Estelle Essame : Douala est un hub économique majeur en Afrique centrale. C’est une ville dynamique, portée par une forte culture entrepreneuriale et une concentration d’acteurs économiques clés.
Positionner DIGI’TALK à Douala, c’est s’ancrer au cœur de l’activité économique réelle.
CONGOPROFOND.NET : À qui s’adresse principalement cet événement ?
Estelle Essame : DIGI’TALK s’adresse à ceux qui font : entrepreneurs, décideurs, startups, professionnels du digital, investisseurs, mais aussi jeunes talents.
Ce qui nous intéresse, ce ne sont pas les profils, mais les dynamiques. Créer des ponts entre ces mondes, c’est là que se crée la vraie valeur.
CONGOPROFOND.NET : Quelles thématiques majeures seront abordées lors de cette édition ?

Estelle Essame : Nous avons choisi des thématiques à la fois tendances et stratégiques : la transformation digitale des entreprises, l’intelligence artificielle et les opportunités business dans le numérique.
Mais surtout, nous allons parler concret : cas réels, retours d’expérience et opportunités immédiates.
CONGOPROFOND.NET : Qu’est-ce qui distingue DIGI’TALK des autres rencontres sur le digital ?
Estelle Essame : Son positionnement hybride et orienté résultats. Ce n’est ni un événement institutionnel classique, ni une simple conférence.
C’est un format immersif, conçu pour favoriser des échanges directs, qualitatifs et stratégiques, avec un objectif clair : déboucher sur des collaborations concrètes.
CONGOPROFOND.NET : Quel impact concret attendez-vous pour les participants et les entreprises ?

Estelle Essame : DIGI’TALK doit générer des connexions stratégiques, faciliter l’accès à des opportunités business et accélérer la compréhension des enjeux digitaux.
Pour les entreprises, c’est un levier de veille et de développement. Pour les participants, un accès à des réseaux qualifiés et à des insights de haut niveau.
Notre objectif est clair : créer de la valeur tangible.
CONGOPROFOND.NET : Quels conseils donneriez-vous aux entreprises qui hésitent encore à amorcer leur transformation digitale ?
Estelle Essame : Le principal risque aujourd’hui, c’est l’inaction.
La transformation digitale doit être progressive, structurée et alignée sur les objectifs business. Il ne s’agit pas de tout transformer, mais de prioriser les leviers à fort impact.
Il est aussi essentiel de s’entourer des bonnes expertises et d’adopter une culture d’adaptation continue.
CONGOPROFOND.NET : Quelles tendances digitales marqueront les prochaines années en Afrique ?

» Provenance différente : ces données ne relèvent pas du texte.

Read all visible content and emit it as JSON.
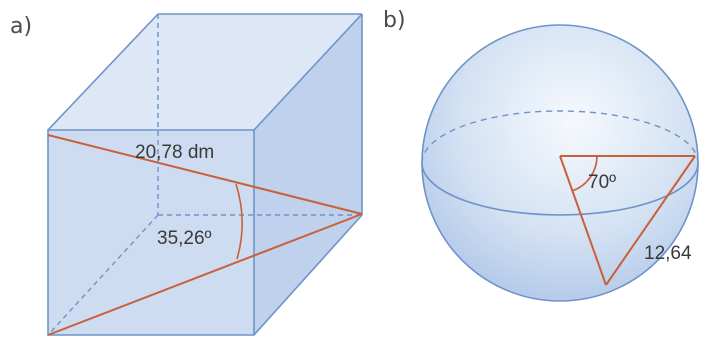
{
  "panels": [
    {
      "label": "a)",
      "shape": "cube",
      "measurements": {
        "diagonal_length": "20,78 dm",
        "angle": "35,26º"
      }
    },
    {
      "label": "b)",
      "shape": "sphere",
      "measurements": {
        "angle": "70º",
        "chord_length": "12,64"
      }
    }
  ],
  "colors": {
    "solid_fill": "#c9daf0",
    "edge": "#6f93c9",
    "measure_line": "#c8603a",
    "background": "#ffffff"
  }
}
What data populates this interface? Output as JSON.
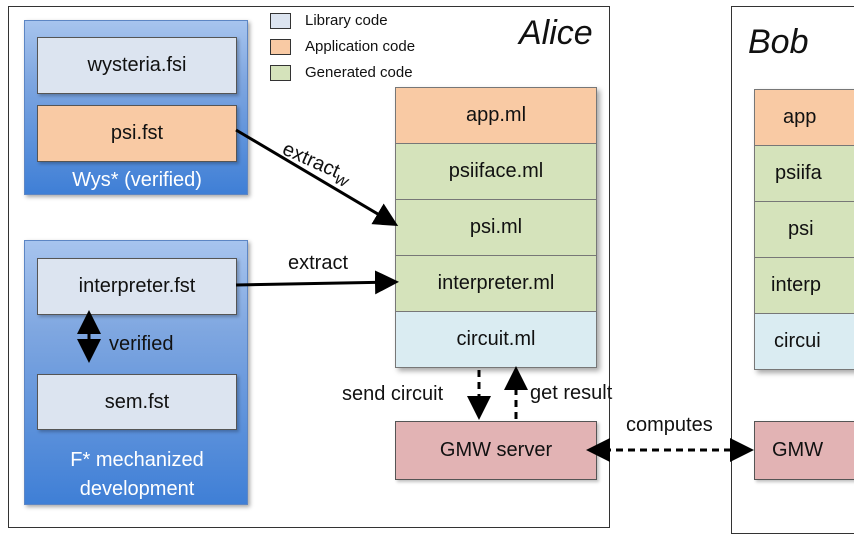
{
  "legend": [
    {
      "label": "Library code",
      "color": "#dce4f0"
    },
    {
      "label": "Application code",
      "color": "#f9caa4"
    },
    {
      "label": "Generated code",
      "color": "#d5e3bb"
    }
  ],
  "alice": {
    "title": "Alice",
    "wys_panel": {
      "items": [
        "wysteria.fsi",
        "psi.fst"
      ],
      "caption": "Wys* (verified)"
    },
    "fstar_panel": {
      "items": [
        "interpreter.fst",
        "sem.fst"
      ],
      "verified_label": "verified",
      "caption": [
        "F* mechanized",
        "development"
      ]
    },
    "stack": [
      "app.ml",
      "psiiface.ml",
      "psi.ml",
      "interpreter.ml",
      "circuit.ml"
    ],
    "gmw_server": "GMW server",
    "edges": {
      "extract_w": "extract",
      "extract_w_sub": "w",
      "extract": "extract",
      "send_circuit": "send circuit",
      "get_result": "get result"
    }
  },
  "bob": {
    "title": "Bob",
    "stack": [
      "app",
      "psiifa",
      "psi",
      "interp",
      "circui"
    ],
    "gmw": "GMW"
  },
  "computes_label": "computes"
}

Estelle Essame : L’intelligence artificielle va accélérer beaucoup de choses. En parallèle, la cybersécurité deviendra critique.
Je crois également à la montée des solutions africaines, pensées pour nos réalités. Nous allons passer progressivement d’un modèle d’adoption à un modèle de création.
CONGOPROFOND.NET : Comment les jeunes et les startups peuvent-ils tirer parti de cette dynamique ?
Estelle Essame : Les opportunités sont considérables. Ils doivent se positionner rapidement, développer des compétences solides et miser sur la collaboration.
Des plateformes comme DIGI’TALK leur permettent de gagner en visibilité, de rencontrer des partenaires et d’accélérer leur croissance.
CONGOPROFOND.NET : Pourquoi faut-il absolument participer à DIGI’TALK Douala 2026 ?
Estelle Essame : Parce que DIGI’TALK est un catalyseur d’opportunités.
C’est un espace où se rencontrent les acteurs qui façonnent l’avenir du digital en Afrique centrale. En une seule expérience, les participants accèdent à un réseau qualifié, à des insights stratégiques et à des opportunités concrètes.
C’est un rendez-vous à forte valeur ajoutée.
CONGOPROFOND.NET : Un dernier message aux acteurs du numérique et aux décideurs africains ?
Estelle Essame : Nous sommes à un tournant décisif. L’Afrique ne peut plus se contenter d’être un marché de consommation technologique.
Elle doit s’affirmer comme un acteur de création, d’innovation et de production de solutions adaptées à ses réalités.
Cela exige une mobilisation collective : institutions, secteur privé, talents et entrepreneurs.
C’est à ce prix que nous construirons une Afrique qui ne subit pas la transformation digitale, mais qui la façonne.